Hepatoprotective properties, especially by cordyceps and the D- a fraction of shiitake and maitake.
Several in vitro and in vivo tests show favourable effects in acute and chronic infectious diseases, including HIV, herpes, and hepatitis, mainly due to the D-fraction of maitake, lentinan, and cordyceps.
Reduction of inflammatory activity, among others, through the inhibition of the production of TNF-a, NF-kB and NO, both by shiitake and maitake extracts and by those of the oyster mushroom.
The great antioxidant capacity plays an important role in combating or limiting the damage caused by oxidative stress.
Inflammatory bowel disease.
Vivo and in Vitro research shows that extracts from shiitake, maitake and oyster mushrooms inhibit inflammatory mediators and NF-kB activity, thereby improving gastrointestinal tract inflammations (colitis, Crohn’s). Thanks to these immunomodulatory and anti-inflammatory properties, these extracts play a positive role in the therapy of intestinal inflammations. Shiitake
Rich in phytonutrients; The benefits of this type of mushroom on the intestinal flora, the cardiovascular system, the immune system, liver function and the nervous system have been described. Reishi
In addition to beta-glucans, Reishi is rich in e-ergothioneine-type glycoproteins, ergosterols, triterpenes (lucudénic acids, Ganoderma acids, and sterols) in addition to beta-glucans.
The latter has an important positive effect on respiratory, cardiovascular and liver function; Its contribution to controlling stress levels has also been demonstrated thanks to its antioxidant functions. Cordyceps
This type of mushroom is rich in adenosine, a nucleic acid found in ATP, a molecule responsible for energy. What are the benefits of medicinal mushrooms? Cordyceps provides benefits on the production of cellular energy.
Studies have described the benefits of the Cordyceps mushroom on cellular energy production, potentially interfering with performance during physical activity since it favours respiratory function and oxygen absorption.
Although these mushrooms are of great health benefit, it is advisable to go to a specialist in the field to specify which is appropriate and not consume more than the recommended dose for each type of person.
Respiratory tract infections (allergies).

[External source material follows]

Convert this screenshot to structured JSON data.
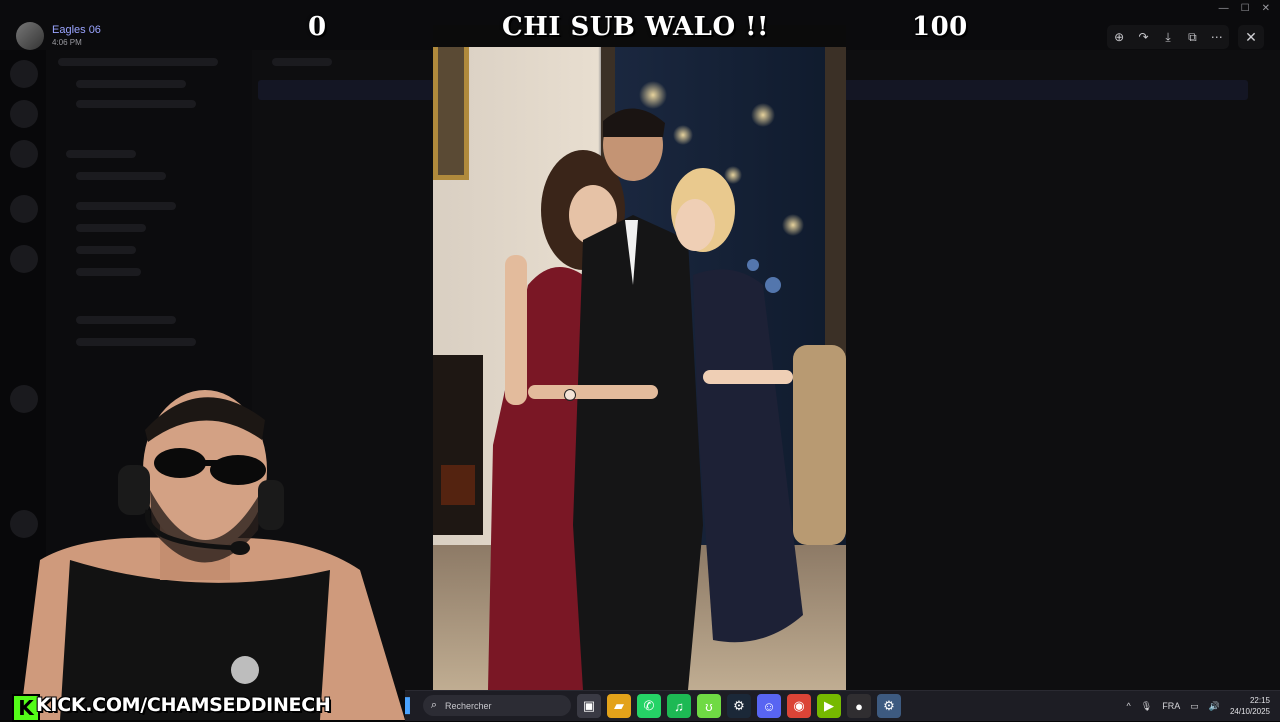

Several investigations suggest that the beta-glucans in medicinal mushrooms can improve the symptoms and severity of respiratory tract infections such as asthma, in which the allergic component plays an important role. In another randomized, double-blind, placebo-controlled trial with children with recurrent respiratory tract infections, they measured the anti-allergic effect of beta-glucan extract (pleura); in atopic children, the pleura stabilized the level of immunoglobulin E (IgE) in serum and the number of peripheral eosinophils, both of which are important markers of allergic inflammatory reactions. The efficacy of the pleura in respiratory tract infections is also proven by a double-blind, placebo-controlled trial of long-distance athletes. Significantly fewer upper respiratory symptoms were observed in the experimental group than in the placebo group. In addition, they demonstrated an increase in Natural Killer cells. Cordyceps also has a wide application about the respiratory tract. Clinical research confirms the positive effects of cordyceps in chronic bronchitis (among others), bronchial asthma and COPD.